Tuesday, September 24, 2013

Poloz sounds more like a Harper Cabinet minister than Canada’s central bank governor

Bank of Canada Governor Stephen Poloz, with his rah-rah Vancouver speech on the economy, sounds more like a Cabinet minister in the Harper government than an independent central bank governor. This should concern him because Canadians want an independent central bank governor who is non-partisan, thorough and analytical in his pronouncements. They don’t need another economic cheerleader.

In his latest public speech, in Vancouver, Poloz rhapsodized about the looming return to what he called “natural economic growth.”

While acknowledging, “we are not yet back to normal,” Poloz contended our economy is at a “tipping point from improving confidence into expanding capacity.”

Maybe.

Unfortunately, his speech failed to acknowledge serious challenges in the economy.  Most of the jobs created since the recession, he claimed, “are in occupations requiring relatively high skill levels and are mostly in industries with above-average wages.”

This, he contended, will lead to “the virtuous circle of higher incomes, more spending, and more jobs that are associated with natural growth.”

But he also predicated Canada’s future growth and prosperity on what he sees as a coming surge in exports.

Much is made of Canada’s job recovery from the dark days of mid-2009. And clearly, we have done better than the U.S. But our employment rate—the percentage of people of working age who actually have a job—remains too low, and lower than before the recession hit, while our unemployment rate remains too high, higher than before the recession hit.

Moreover, young Canadians are having an especially tough time in finding regular, full-time jobs, as opposed to shorter-term contract employment, wages and benefits of workers with regular jobs are being squeezed (except for top executive who live in a world of their own), and two-tier compensation systems are growing in number, with new employees earning lower pay and benefits than existing employees. We have widening income and wealth inequality.

While Poloz and the Harper government are correct in pointing out that there has been a recovery in employment since 2009, if you take an earlier benchmark—July 2007—before the economic troubles began and the recession hit, then the numbers tell a different story.

Compared to July 2007, we had gained 895,600 jobs by July 2013. But largely publicly-funded education, health, and public administration accounted for nearly 60 per cent of the job gains or 529,500 jobs while manufacturing lost 289,700 jobs.  And despite all the talk of the oil sands and mining, we have added just 29,700 jobs in the resources sector. Construction added another 196,100 jobs, fuelled by the demand for houses and condos because of super-low mortgage rates, while professional, scientific, and technical services, which include law, accounting, advertising agencies, computer systems, and various consulting services, added 210,000 jobs. But we still have some distance to go.

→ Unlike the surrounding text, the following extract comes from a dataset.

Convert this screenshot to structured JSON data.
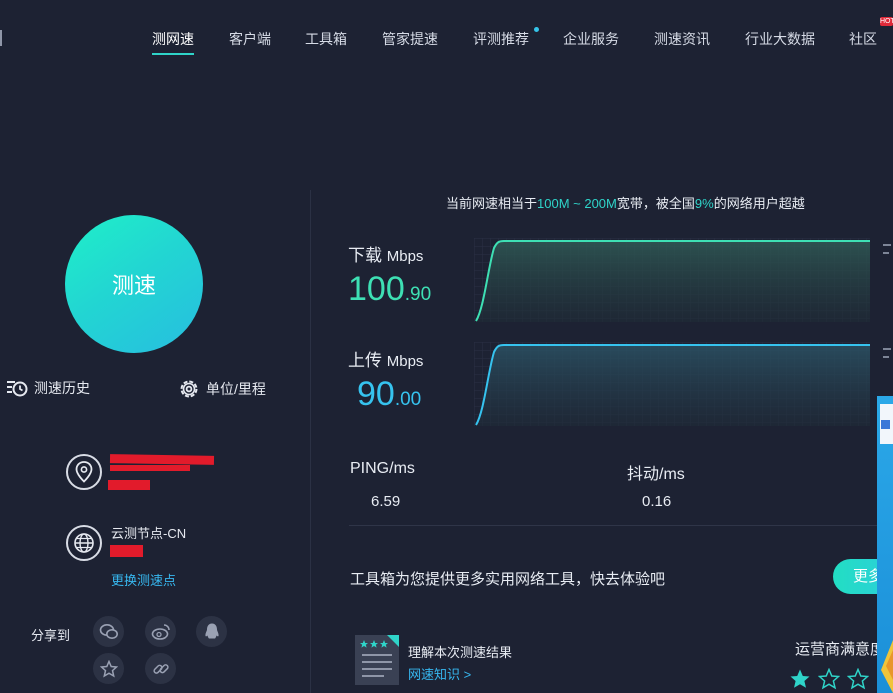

For his part, Poloz brought a hyped message of hope to Vancouver, talking up new kinds of jobs; such as social media experts and professional bloggers and Canada’s prospects for innovative new companies and big export gains in emerging markets, along with the application of new technologies such as 3-D printing, artificial intelligence, and synthetic biology.

“Whole new sectors will take off, descriptions of new classes of jobs will be written, and people will be hired under brand-new, yet-to-be-defined job titles.”

So, he said, “I anticipate that the Canadian economy will normalize and growth will become natural.”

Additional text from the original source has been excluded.